From 1961, window glass with an annual capacity of 19,000 tons was produced in a glass factory in Çayırova. The establishment of a joint plant with Schott AG under the name TACAM in 1966 led to the production of glass tubing and laboratory equipment. In the same year, the production of automotive glass began at the Çayırova plant. In 1971, Şişecam entered the production of glass fabrics and glass fiber reinforced components. The first glass fiber mats produced were used in the domestic production of Anadol brand automobiles, among other things. Over time, the product portfolio was expanded to include other glass applications such as borosilicate glass, tempered glass products and glass for televisions. From the 1970s, Şişecam also entered the mining and production of basic materials such as chrome chemicals, sand, dolomite, feldspar, limestone and soda.

In 2013, Şişecam took over the German automotive supplier Richard Fritz, based in Besigheim.

== Criticism of relationship with Russia ==
Şişecam was criticized for continuing its business operations in Russia during the ongoing war in Ukraine.
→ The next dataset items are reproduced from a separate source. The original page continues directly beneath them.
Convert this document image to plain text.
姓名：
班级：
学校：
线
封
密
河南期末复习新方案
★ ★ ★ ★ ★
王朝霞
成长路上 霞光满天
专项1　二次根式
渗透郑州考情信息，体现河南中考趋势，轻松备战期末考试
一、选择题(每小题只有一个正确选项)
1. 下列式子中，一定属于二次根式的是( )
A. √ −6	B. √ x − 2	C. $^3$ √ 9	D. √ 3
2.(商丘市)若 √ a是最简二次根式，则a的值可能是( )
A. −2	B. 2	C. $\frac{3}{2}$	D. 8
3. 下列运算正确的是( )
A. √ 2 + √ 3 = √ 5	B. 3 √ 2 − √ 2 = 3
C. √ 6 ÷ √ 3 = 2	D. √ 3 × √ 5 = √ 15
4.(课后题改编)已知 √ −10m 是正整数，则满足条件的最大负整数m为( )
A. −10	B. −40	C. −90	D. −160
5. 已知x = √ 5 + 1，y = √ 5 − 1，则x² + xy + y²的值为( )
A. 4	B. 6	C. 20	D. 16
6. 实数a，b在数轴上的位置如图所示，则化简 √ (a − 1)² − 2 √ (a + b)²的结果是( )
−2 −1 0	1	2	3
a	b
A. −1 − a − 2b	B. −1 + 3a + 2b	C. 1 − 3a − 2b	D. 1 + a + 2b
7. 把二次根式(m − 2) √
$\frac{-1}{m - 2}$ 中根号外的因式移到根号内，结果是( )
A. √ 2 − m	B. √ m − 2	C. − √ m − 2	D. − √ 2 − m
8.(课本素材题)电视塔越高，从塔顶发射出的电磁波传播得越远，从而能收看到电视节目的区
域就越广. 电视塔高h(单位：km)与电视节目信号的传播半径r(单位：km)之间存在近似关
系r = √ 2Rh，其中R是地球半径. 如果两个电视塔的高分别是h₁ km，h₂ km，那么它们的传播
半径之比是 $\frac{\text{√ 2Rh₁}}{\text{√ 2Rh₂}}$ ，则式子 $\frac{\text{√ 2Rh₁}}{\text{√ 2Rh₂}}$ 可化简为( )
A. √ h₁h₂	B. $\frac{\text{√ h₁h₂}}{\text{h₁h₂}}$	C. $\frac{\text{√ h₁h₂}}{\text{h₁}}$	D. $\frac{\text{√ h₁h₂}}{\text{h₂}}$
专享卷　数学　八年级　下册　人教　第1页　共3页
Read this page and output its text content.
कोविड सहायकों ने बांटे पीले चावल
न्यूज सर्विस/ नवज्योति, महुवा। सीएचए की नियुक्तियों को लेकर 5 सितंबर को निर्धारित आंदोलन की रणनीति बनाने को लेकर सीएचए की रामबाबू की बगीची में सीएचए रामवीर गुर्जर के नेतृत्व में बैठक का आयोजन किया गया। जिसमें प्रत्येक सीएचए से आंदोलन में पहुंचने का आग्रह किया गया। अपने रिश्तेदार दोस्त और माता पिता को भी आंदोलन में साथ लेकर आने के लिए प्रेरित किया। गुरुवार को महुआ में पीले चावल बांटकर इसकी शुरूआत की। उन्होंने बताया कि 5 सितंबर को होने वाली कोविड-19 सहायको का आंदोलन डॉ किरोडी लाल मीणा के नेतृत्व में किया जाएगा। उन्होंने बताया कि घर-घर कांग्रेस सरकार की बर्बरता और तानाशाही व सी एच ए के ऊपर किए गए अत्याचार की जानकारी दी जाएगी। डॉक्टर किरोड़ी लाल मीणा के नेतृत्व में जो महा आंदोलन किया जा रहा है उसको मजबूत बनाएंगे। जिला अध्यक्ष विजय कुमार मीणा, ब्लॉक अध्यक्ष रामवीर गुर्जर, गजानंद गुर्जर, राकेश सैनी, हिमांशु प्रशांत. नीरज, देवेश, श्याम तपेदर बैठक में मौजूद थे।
As of May 2023, the company had sold only one of its five subsidiaries in Russia. The sale was reportedly made to a Netherlands-based company, Trakya Investment B.V., which raised questions about whether it was an internal transfer rather than a genuine exit.

Despite the war and international pressure, Şişecam remains the largest importer in its industry in Russia. In 2023, due to its ongoing business relations with Russia after the Russian invasion of Ukraine, Şişecam was added to the list of sponsors of the Russian war by the Ukrainian National Agency for the Prevention of Corruption.